In Topic: timschochet's thread

06 January 2015 - 11:40 AM



OK, let's break down the article that Saints posted. There's a lot to cover:


Gary Gutting: A recent survey by PhilPapers, the online philosophy index, says that 62 percent of philosophers are atheists (with another 11 percent “inclined” to the view). Do you think the philosophical literature provides critiques of theism strong enough to warrant their views? Or do you think philosophers’ atheism is due to factors other than rational analysis?

Alvin Plantinga: If 62 percent of philosophers are atheists, then the proportion of atheists among philosophers is much greater than (indeed, is nearly twice as great as) the proportion of atheists among academics generally. (I take atheism to be the belief that there is no such person as the God of the theistic religions.) Do philosophers know something here that these other academics don’t know? What could it be? Philosophers, as opposed to other academics, are often professionally concerned with the theistic arguments — arguments for the existence of God. My guess is that a considerable majority of philosophers, both believers and unbelievers, reject these arguments as unsound.

Still, that’s not nearly sufficient for atheism. In the British newspaper The Independent, the scientist Richard Dawkins was recently asked the following question: “If you died and arrived at the gates of heaven, what would you say to God to justify your lifelong atheism?” His response: “I’d quote Bertrand Russell: ‘Not enough evidence, God! Not enough evidence!’” But lack of evidence, if indeed evidence is lacking, is no grounds for atheism. No one thinks there is good evidence for the proposition that there are an even number of stars; but also, no one thinks the right conclusion to draw is that there are an uneven number of stars. The right conclusion would instead be agnosticism.

In the same way, the failure of the theistic arguments, if indeed they do fail, might conceivably be good grounds for agnosticism, but not for atheism. Atheism, like even-star-ism, would presumably be the sort of belief you can hold rationally only if you have strong arguments or evidence.

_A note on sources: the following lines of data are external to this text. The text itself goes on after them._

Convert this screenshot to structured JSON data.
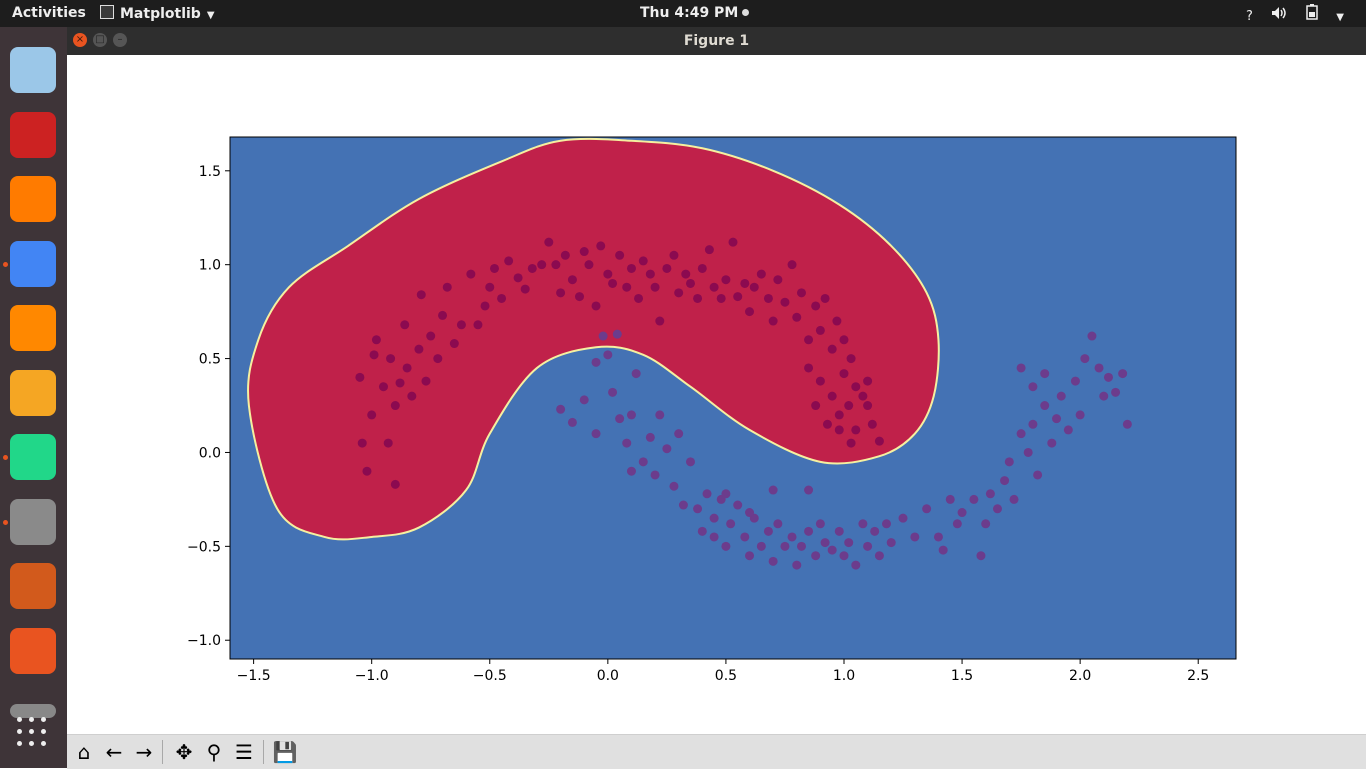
{
  "topbar": {
    "activities": "Activities",
    "app_name": "Matplotlib",
    "clock": "Thu  4:49 PM",
    "tray": {
      "help": "?",
      "volume_icon": "volume-icon",
      "battery_icon": "battery-icon"
    }
  },
  "dock": {
    "items": [
      {
        "name": "cube-app-icon",
        "color": "#9bc7e8",
        "running": false
      },
      {
        "name": "color-blocks-app-icon",
        "color": "#cc2222",
        "running": false
      },
      {
        "name": "firefox-icon",
        "color": "#ff7b00",
        "running": false
      },
      {
        "name": "chrome-icon",
        "color": "#4285f4",
        "running": true
      },
      {
        "name": "vlc-icon",
        "color": "#ff8800",
        "running": false
      },
      {
        "name": "sublime-text-icon",
        "color": "#f5a623",
        "running": false
      },
      {
        "name": "pycharm-icon",
        "color": "#21d789",
        "running": true
      },
      {
        "name": "file-cabinet-icon",
        "color": "#8a8a8a",
        "running": true
      },
      {
        "name": "impress-icon",
        "color": "#d25a1c",
        "running": false
      },
      {
        "name": "software-center-icon",
        "color": "#e95420",
        "running": false
      },
      {
        "name": "scanner-icon",
        "color": "#888888",
        "running": false
      }
    ],
    "show_apps_icon": "grid-icon"
  },
  "window": {
    "title": "Figure 1",
    "controls": [
      "close-icon",
      "maximize-icon",
      "minimize-icon"
    ]
  },
  "chart_data": {
    "type": "scatter",
    "title": "",
    "xlabel": "",
    "ylabel": "",
    "xlim": [
      -1.6,
      2.66
    ],
    "ylim": [
      -1.1,
      1.68
    ],
    "xticks": [
      "−1.5",
      "−1.0",
      "−0.5",
      "0.0",
      "0.5",
      "1.0",
      "1.5",
      "2.0",
      "2.5"
    ],
    "xtick_values": [
      -1.5,
      -1.0,
      -0.5,
      0.0,
      0.5,
      1.0,
      1.5,
      2.0,
      2.5
    ],
    "yticks": [
      "1.5",
      "1.0",
      "0.5",
      "0.0",
      "−0.5",
      "−1.0"
    ],
    "ytick_values": [
      1.5,
      1.0,
      0.5,
      0.0,
      -0.5,
      -1.0
    ],
    "background_region_color": "#4472b4",
    "decision_region_color": "#c0214a",
    "boundary_color": "#f5f0a0",
    "decision_region_outline": [
      [
        -1.52,
        0.25
      ],
      [
        -1.48,
        0.6
      ],
      [
        -1.35,
        0.88
      ],
      [
        -1.1,
        1.1
      ],
      [
        -0.8,
        1.35
      ],
      [
        -0.45,
        1.55
      ],
      [
        -0.2,
        1.66
      ],
      [
        0.1,
        1.66
      ],
      [
        0.4,
        1.62
      ],
      [
        0.7,
        1.5
      ],
      [
        0.98,
        1.32
      ],
      [
        1.2,
        1.1
      ],
      [
        1.35,
        0.85
      ],
      [
        1.4,
        0.6
      ],
      [
        1.38,
        0.3
      ],
      [
        1.3,
        0.1
      ],
      [
        1.15,
        -0.02
      ],
      [
        0.9,
        -0.05
      ],
      [
        0.6,
        0.12
      ],
      [
        0.35,
        0.35
      ],
      [
        0.15,
        0.52
      ],
      [
        -0.05,
        0.56
      ],
      [
        -0.3,
        0.45
      ],
      [
        -0.5,
        0.1
      ],
      [
        -0.6,
        -0.2
      ],
      [
        -0.8,
        -0.4
      ],
      [
        -1.0,
        -0.45
      ],
      [
        -1.2,
        -0.45
      ],
      [
        -1.4,
        -0.3
      ]
    ],
    "series": [
      {
        "color": "#8b0a50",
        "points": [
          [
            -1.05,
            0.4
          ],
          [
            -1.04,
            0.05
          ],
          [
            -1.02,
            -0.1
          ],
          [
            -1.0,
            0.2
          ],
          [
            -0.99,
            0.52
          ],
          [
            -0.98,
            0.6
          ],
          [
            -0.95,
            0.35
          ],
          [
            -0.93,
            0.05
          ],
          [
            -0.92,
            0.5
          ],
          [
            -0.9,
            0.25
          ],
          [
            -0.9,
            -0.17
          ],
          [
            -0.88,
            0.37
          ],
          [
            -0.86,
            0.68
          ],
          [
            -0.85,
            0.45
          ],
          [
            -0.83,
            0.3
          ],
          [
            -0.8,
            0.55
          ],
          [
            -0.79,
            0.84
          ],
          [
            -0.77,
            0.38
          ],
          [
            -0.75,
            0.62
          ],
          [
            -0.72,
            0.5
          ],
          [
            -0.7,
            0.73
          ],
          [
            -0.68,
            0.88
          ],
          [
            -0.65,
            0.58
          ],
          [
            -0.62,
            0.68
          ],
          [
            -0.58,
            0.95
          ],
          [
            -0.55,
            0.68
          ],
          [
            -0.52,
            0.78
          ],
          [
            -0.5,
            0.88
          ],
          [
            -0.48,
            0.98
          ],
          [
            -0.45,
            0.82
          ],
          [
            -0.42,
            1.02
          ],
          [
            -0.38,
            0.93
          ],
          [
            -0.35,
            0.87
          ],
          [
            -0.32,
            0.98
          ],
          [
            -0.28,
            1.0
          ],
          [
            -0.25,
            1.12
          ],
          [
            -0.22,
            1.0
          ],
          [
            -0.2,
            0.85
          ],
          [
            -0.18,
            1.05
          ],
          [
            -0.15,
            0.92
          ],
          [
            -0.12,
            0.83
          ],
          [
            -0.1,
            1.07
          ],
          [
            -0.08,
            1.0
          ],
          [
            -0.05,
            0.78
          ],
          [
            -0.03,
            1.1
          ],
          [
            0.0,
            0.95
          ],
          [
            0.02,
            0.9
          ],
          [
            0.05,
            1.05
          ],
          [
            0.08,
            0.88
          ],
          [
            0.1,
            0.98
          ],
          [
            0.13,
            0.82
          ],
          [
            0.15,
            1.02
          ],
          [
            0.18,
            0.95
          ],
          [
            0.2,
            0.88
          ],
          [
            0.22,
            0.7
          ],
          [
            0.25,
            0.98
          ],
          [
            0.28,
            1.05
          ],
          [
            0.3,
            0.85
          ],
          [
            0.33,
            0.95
          ],
          [
            0.35,
            0.9
          ],
          [
            0.38,
            0.82
          ],
          [
            0.4,
            0.98
          ],
          [
            0.43,
            1.08
          ],
          [
            0.45,
            0.88
          ],
          [
            0.48,
            0.82
          ],
          [
            0.5,
            0.92
          ],
          [
            0.53,
            1.12
          ],
          [
            0.55,
            0.83
          ],
          [
            0.58,
            0.9
          ],
          [
            0.6,
            0.75
          ],
          [
            0.62,
            0.88
          ],
          [
            0.65,
            0.95
          ],
          [
            0.68,
            0.82
          ],
          [
            0.7,
            0.7
          ],
          [
            0.72,
            0.92
          ],
          [
            0.75,
            0.8
          ],
          [
            0.78,
            1.0
          ],
          [
            0.8,
            0.72
          ],
          [
            0.82,
            0.85
          ],
          [
            0.85,
            0.6
          ],
          [
            0.88,
            0.78
          ],
          [
            0.9,
            0.65
          ],
          [
            0.92,
            0.82
          ],
          [
            0.95,
            0.55
          ],
          [
            0.97,
            0.7
          ],
          [
            1.0,
            0.6
          ],
          [
            0.85,
            0.45
          ],
          [
            0.9,
            0.38
          ],
          [
            0.95,
            0.3
          ],
          [
            1.0,
            0.42
          ],
          [
            1.03,
            0.5
          ],
          [
            1.05,
            0.35
          ],
          [
            0.88,
            0.25
          ],
          [
            0.93,
            0.15
          ],
          [
            0.98,
            0.2
          ],
          [
            1.02,
            0.25
          ],
          [
            1.05,
            0.12
          ],
          [
            1.08,
            0.3
          ],
          [
            1.1,
            0.25
          ],
          [
            1.1,
            0.38
          ],
          [
            1.12,
            0.15
          ],
          [
            1.15,
            0.06
          ],
          [
            1.03,
            0.05
          ],
          [
            0.98,
            0.12
          ]
        ]
      },
      {
        "color": "#6c3c8c",
        "points": [
          [
            -0.2,
            0.23
          ],
          [
            -0.15,
            0.16
          ],
          [
            -0.1,
            0.28
          ],
          [
            -0.05,
            0.1
          ],
          [
            0.0,
            0.52
          ],
          [
            -0.05,
            0.48
          ],
          [
            0.02,
            0.32
          ],
          [
            0.05,
            0.18
          ],
          [
            0.08,
            0.05
          ],
          [
            0.1,
            -0.1
          ],
          [
            0.1,
            0.2
          ],
          [
            0.12,
            0.42
          ],
          [
            0.15,
            -0.05
          ],
          [
            0.18,
            0.08
          ],
          [
            0.2,
            -0.12
          ],
          [
            0.22,
            0.2
          ],
          [
            0.25,
            0.02
          ],
          [
            0.28,
            -0.18
          ],
          [
            0.3,
            0.1
          ],
          [
            0.32,
            -0.28
          ],
          [
            0.35,
            -0.05
          ],
          [
            0.38,
            -0.3
          ],
          [
            0.4,
            -0.42
          ],
          [
            0.42,
            -0.22
          ],
          [
            0.45,
            -0.35
          ],
          [
            0.48,
            -0.25
          ],
          [
            0.5,
            -0.5
          ],
          [
            0.52,
            -0.38
          ],
          [
            0.55,
            -0.28
          ],
          [
            0.58,
            -0.45
          ],
          [
            0.6,
            -0.55
          ],
          [
            0.62,
            -0.35
          ],
          [
            0.65,
            -0.5
          ],
          [
            0.68,
            -0.42
          ],
          [
            0.7,
            -0.58
          ],
          [
            0.72,
            -0.38
          ],
          [
            0.75,
            -0.5
          ],
          [
            0.78,
            -0.45
          ],
          [
            0.8,
            -0.6
          ],
          [
            0.82,
            -0.5
          ],
          [
            0.85,
            -0.42
          ],
          [
            0.88,
            -0.55
          ],
          [
            0.9,
            -0.38
          ],
          [
            0.92,
            -0.48
          ],
          [
            0.95,
            -0.52
          ],
          [
            0.98,
            -0.42
          ],
          [
            1.0,
            -0.55
          ],
          [
            1.02,
            -0.48
          ],
          [
            1.05,
            -0.6
          ],
          [
            1.08,
            -0.38
          ],
          [
            1.1,
            -0.5
          ],
          [
            1.13,
            -0.42
          ],
          [
            1.15,
            -0.55
          ],
          [
            1.18,
            -0.38
          ],
          [
            1.2,
            -0.48
          ],
          [
            1.25,
            -0.35
          ],
          [
            1.3,
            -0.45
          ],
          [
            1.35,
            -0.3
          ],
          [
            1.4,
            -0.45
          ],
          [
            1.42,
            -0.52
          ],
          [
            1.45,
            -0.25
          ],
          [
            1.48,
            -0.38
          ],
          [
            1.5,
            -0.32
          ],
          [
            1.55,
            -0.25
          ],
          [
            1.58,
            -0.55
          ],
          [
            1.6,
            -0.38
          ],
          [
            1.62,
            -0.22
          ],
          [
            1.65,
            -0.3
          ],
          [
            1.68,
            -0.15
          ],
          [
            1.7,
            -0.05
          ],
          [
            1.72,
            -0.25
          ],
          [
            1.75,
            0.1
          ],
          [
            1.78,
            0.0
          ],
          [
            1.8,
            0.15
          ],
          [
            1.82,
            -0.12
          ],
          [
            1.85,
            0.25
          ],
          [
            1.88,
            0.05
          ],
          [
            1.9,
            0.18
          ],
          [
            1.92,
            0.3
          ],
          [
            1.95,
            0.12
          ],
          [
            1.98,
            0.38
          ],
          [
            2.0,
            0.2
          ],
          [
            2.02,
            0.5
          ],
          [
            2.05,
            0.62
          ],
          [
            2.08,
            0.45
          ],
          [
            2.1,
            0.3
          ],
          [
            2.12,
            0.4
          ],
          [
            2.15,
            0.32
          ],
          [
            2.18,
            0.42
          ],
          [
            2.2,
            0.15
          ],
          [
            1.75,
            0.45
          ],
          [
            1.8,
            0.35
          ],
          [
            1.85,
            0.42
          ],
          [
            -0.02,
            0.62
          ],
          [
            0.04,
            0.63
          ],
          [
            0.85,
            -0.2
          ],
          [
            0.7,
            -0.2
          ],
          [
            0.6,
            -0.32
          ],
          [
            0.5,
            -0.22
          ],
          [
            0.45,
            -0.45
          ]
        ]
      }
    ]
  },
  "toolbar": {
    "buttons": [
      {
        "name": "home-icon",
        "label": "⌂"
      },
      {
        "name": "back-arrow-icon",
        "label": "←"
      },
      {
        "name": "forward-arrow-icon",
        "label": "→"
      },
      {
        "name": "pan-icon",
        "label": "✥"
      },
      {
        "name": "zoom-icon",
        "label": "⚲"
      },
      {
        "name": "configure-subplots-icon",
        "label": "☰"
      },
      {
        "name": "save-icon",
        "label": "💾"
      }
    ]
  }
}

So what Platinga is essentially saying here is that even if one rejects all of the philosophical arguments for God's existence (there are, at last count, 36 of them; I listed them all and discussed them in a previous thread); at best that leads to agnosticism, not to atheism. This argument is part of the insistence by religious people, in these sorts of debates, to insist on the difference between atheism and agnosticism. Apparently by forcing well known atheists like Richard Dawkins to admit that they are actually agnostics, that gives religious belief more clout for some reason.


But to most of us who call ourselves atheists, it's an insignificant distinction. You want me to admit that, instead of being 100% sure there is no God, I am 99.9999% sure? Fine. Does that make me, technically, an agnostic rather than an atheist? Fine. Does being an agnostic therefore mean that I'm uncertain? No, because 99.9999% is enough for certainty.

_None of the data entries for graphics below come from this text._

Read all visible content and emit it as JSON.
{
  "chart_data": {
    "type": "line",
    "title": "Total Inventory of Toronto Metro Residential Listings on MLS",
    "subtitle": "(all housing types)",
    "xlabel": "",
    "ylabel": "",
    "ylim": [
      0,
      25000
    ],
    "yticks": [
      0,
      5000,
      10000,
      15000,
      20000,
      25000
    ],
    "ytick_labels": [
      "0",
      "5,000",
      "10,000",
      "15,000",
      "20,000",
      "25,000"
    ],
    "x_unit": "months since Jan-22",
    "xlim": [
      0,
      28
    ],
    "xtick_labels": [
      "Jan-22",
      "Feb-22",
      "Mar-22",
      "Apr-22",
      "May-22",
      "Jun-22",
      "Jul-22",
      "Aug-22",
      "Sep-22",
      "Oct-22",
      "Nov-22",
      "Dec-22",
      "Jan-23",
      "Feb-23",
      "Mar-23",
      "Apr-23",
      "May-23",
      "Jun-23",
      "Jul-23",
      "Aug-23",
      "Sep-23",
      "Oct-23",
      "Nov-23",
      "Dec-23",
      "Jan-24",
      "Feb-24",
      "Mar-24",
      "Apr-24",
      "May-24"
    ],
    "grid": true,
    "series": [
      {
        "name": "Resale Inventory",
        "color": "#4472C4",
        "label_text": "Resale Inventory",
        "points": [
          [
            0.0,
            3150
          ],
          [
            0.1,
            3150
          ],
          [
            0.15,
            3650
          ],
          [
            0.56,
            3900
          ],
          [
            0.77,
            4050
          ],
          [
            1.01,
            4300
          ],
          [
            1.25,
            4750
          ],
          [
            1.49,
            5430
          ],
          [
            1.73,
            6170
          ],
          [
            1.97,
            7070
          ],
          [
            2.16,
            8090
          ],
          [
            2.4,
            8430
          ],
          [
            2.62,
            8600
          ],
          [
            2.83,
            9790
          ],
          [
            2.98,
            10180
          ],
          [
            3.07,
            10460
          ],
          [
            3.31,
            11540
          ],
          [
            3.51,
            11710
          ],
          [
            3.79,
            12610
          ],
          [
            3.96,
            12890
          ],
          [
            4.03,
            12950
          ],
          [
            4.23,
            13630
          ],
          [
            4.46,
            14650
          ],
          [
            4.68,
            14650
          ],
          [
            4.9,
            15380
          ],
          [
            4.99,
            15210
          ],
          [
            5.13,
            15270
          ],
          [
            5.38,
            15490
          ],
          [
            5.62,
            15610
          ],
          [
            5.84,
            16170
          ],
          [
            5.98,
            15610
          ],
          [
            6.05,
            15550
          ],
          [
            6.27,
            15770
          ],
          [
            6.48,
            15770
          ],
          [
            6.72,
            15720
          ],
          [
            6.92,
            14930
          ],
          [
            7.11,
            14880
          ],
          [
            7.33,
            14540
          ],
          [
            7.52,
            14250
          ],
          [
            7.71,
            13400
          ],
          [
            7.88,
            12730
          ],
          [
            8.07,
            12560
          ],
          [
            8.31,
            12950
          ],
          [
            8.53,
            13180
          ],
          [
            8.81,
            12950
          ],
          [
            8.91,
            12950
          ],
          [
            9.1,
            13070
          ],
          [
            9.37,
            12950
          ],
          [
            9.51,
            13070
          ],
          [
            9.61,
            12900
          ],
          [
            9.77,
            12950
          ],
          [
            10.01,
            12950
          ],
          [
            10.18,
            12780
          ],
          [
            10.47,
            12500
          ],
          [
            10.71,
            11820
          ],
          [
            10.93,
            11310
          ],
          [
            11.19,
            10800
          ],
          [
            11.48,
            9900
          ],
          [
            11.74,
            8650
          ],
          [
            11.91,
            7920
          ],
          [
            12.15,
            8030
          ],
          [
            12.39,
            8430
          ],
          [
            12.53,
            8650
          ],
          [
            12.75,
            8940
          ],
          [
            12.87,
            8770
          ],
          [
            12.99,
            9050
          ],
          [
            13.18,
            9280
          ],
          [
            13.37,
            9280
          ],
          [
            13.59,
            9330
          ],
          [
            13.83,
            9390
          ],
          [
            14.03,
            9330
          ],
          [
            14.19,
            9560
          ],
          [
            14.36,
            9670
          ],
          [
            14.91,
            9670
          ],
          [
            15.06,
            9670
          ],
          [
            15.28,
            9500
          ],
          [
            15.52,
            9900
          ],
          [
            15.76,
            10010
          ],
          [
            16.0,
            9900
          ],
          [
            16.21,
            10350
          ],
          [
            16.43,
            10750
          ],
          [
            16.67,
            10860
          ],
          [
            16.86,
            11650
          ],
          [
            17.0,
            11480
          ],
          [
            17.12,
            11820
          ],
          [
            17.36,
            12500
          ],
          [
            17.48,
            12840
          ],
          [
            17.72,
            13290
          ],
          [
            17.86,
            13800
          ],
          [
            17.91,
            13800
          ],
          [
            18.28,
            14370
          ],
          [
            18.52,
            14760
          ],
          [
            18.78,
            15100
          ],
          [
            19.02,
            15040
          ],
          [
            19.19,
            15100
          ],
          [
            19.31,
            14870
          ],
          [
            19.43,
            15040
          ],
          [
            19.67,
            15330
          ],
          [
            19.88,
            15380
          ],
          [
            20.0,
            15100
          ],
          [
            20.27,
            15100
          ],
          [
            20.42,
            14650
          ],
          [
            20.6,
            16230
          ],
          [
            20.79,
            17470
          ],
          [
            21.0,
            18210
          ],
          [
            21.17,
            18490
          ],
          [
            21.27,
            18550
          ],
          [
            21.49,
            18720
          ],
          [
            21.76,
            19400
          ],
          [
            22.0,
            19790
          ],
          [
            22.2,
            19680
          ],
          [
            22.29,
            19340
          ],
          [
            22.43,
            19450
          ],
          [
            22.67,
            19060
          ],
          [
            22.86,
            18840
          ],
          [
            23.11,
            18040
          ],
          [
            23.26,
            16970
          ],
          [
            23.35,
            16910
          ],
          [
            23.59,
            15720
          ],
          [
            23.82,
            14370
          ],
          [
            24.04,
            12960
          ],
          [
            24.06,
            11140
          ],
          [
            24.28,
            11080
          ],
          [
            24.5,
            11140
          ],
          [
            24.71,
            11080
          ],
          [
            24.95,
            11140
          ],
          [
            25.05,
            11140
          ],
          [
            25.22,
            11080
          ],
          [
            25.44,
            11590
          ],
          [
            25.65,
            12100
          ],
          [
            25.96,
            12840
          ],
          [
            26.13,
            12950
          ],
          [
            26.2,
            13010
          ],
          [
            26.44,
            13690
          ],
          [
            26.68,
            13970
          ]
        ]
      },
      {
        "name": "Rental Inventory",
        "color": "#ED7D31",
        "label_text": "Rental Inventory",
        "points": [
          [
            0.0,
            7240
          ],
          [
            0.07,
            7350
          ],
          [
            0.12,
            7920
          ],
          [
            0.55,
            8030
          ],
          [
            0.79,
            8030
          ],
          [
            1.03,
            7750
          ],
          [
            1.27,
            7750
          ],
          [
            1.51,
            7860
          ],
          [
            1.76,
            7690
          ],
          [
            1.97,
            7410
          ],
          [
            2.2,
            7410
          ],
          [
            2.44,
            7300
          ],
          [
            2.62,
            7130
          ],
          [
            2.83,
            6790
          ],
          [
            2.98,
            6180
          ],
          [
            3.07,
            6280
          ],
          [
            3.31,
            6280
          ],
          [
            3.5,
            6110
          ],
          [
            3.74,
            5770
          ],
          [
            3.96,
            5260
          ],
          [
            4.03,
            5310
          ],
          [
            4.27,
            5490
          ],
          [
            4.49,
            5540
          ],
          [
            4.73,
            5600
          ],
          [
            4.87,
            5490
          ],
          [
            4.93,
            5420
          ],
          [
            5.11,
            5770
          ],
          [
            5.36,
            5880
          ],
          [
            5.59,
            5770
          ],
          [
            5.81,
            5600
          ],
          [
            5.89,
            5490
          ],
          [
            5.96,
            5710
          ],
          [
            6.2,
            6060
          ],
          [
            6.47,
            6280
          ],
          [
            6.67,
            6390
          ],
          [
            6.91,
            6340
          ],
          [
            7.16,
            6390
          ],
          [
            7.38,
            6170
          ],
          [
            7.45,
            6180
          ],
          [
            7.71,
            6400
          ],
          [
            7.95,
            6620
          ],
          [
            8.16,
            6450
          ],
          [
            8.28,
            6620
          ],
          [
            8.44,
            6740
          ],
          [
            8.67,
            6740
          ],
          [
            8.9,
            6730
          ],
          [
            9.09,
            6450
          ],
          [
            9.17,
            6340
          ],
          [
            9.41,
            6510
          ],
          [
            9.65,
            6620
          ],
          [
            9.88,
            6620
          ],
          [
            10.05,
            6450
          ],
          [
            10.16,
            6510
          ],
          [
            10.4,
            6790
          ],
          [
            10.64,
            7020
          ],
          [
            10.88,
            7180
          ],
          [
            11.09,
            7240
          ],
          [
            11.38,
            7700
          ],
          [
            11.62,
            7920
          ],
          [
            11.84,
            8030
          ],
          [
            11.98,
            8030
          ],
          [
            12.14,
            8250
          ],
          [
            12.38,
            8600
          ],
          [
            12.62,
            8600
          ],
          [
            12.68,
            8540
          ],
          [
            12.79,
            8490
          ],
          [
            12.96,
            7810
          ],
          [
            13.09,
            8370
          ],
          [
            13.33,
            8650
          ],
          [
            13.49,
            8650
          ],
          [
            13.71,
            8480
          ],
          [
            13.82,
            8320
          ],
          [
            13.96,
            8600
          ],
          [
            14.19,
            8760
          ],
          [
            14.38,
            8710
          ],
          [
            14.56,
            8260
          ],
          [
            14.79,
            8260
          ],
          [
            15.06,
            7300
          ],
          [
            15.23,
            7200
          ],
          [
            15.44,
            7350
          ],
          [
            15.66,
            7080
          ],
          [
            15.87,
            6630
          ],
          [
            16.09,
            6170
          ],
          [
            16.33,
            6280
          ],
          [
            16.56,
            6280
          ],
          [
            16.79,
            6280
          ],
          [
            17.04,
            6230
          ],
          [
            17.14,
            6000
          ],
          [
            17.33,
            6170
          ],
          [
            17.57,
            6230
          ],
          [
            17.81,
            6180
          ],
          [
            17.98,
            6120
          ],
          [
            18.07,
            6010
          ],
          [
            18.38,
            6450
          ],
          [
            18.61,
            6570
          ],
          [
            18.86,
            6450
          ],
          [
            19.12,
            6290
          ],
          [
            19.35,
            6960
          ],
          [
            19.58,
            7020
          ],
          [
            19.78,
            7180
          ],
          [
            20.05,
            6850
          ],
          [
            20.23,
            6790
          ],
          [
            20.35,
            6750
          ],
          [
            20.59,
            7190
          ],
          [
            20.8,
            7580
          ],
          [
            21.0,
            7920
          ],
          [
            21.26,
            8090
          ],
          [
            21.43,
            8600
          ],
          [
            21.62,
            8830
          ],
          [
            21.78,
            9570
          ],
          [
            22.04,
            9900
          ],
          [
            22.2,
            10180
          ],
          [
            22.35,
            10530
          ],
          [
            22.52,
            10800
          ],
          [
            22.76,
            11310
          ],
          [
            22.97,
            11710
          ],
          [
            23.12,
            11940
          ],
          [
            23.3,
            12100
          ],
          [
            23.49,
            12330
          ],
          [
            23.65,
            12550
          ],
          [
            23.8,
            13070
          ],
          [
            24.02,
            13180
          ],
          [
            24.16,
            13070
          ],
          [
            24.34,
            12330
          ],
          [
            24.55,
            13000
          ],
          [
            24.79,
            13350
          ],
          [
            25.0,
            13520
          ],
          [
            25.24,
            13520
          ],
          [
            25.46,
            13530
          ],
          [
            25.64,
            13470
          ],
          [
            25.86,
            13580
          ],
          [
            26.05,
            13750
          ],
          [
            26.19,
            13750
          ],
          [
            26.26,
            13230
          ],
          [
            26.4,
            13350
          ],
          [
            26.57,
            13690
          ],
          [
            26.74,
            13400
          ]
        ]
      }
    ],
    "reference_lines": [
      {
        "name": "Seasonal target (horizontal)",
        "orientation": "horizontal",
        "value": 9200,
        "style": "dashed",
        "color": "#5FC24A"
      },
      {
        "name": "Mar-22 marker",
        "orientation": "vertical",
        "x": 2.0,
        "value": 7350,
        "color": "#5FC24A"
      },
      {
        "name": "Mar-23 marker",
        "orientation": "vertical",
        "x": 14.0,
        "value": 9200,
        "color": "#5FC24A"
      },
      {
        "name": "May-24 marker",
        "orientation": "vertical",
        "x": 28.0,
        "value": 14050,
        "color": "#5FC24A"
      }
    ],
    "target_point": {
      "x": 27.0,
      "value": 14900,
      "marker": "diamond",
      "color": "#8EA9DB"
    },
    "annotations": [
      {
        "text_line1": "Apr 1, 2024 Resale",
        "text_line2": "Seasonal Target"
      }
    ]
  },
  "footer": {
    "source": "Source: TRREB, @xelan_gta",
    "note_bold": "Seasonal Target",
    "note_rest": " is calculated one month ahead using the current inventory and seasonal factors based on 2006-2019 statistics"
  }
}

As a matter of fact, I could and have made "positive" arguments for atheism, separate and distinct from merely rejecting arguments for theism. But I won't repeat them here, because I reject Platinga's thesis here that it's not enough to argue against theism. I say it IS enough for me, and it's probably more than enough for those philosophers.


Without getting into your 100% versus 99.9999% silliness, on a very simple and basic level, you do understand that the absolute certainty of an atheist is just as illogical as the absolute certainty of a religious believer, dont you?


When you put it that way, sure. But I try not to think of it that way. I prefer to think of my atheism in the same way that a scientific theory is regarded- it's considered true until someone comes along and disproves it. Furthermore, the burden of proof for any debate regarding God's existence must by definition be on those who believe in God's existence. 



Thank you for agreeing with me, you filthy agnostic.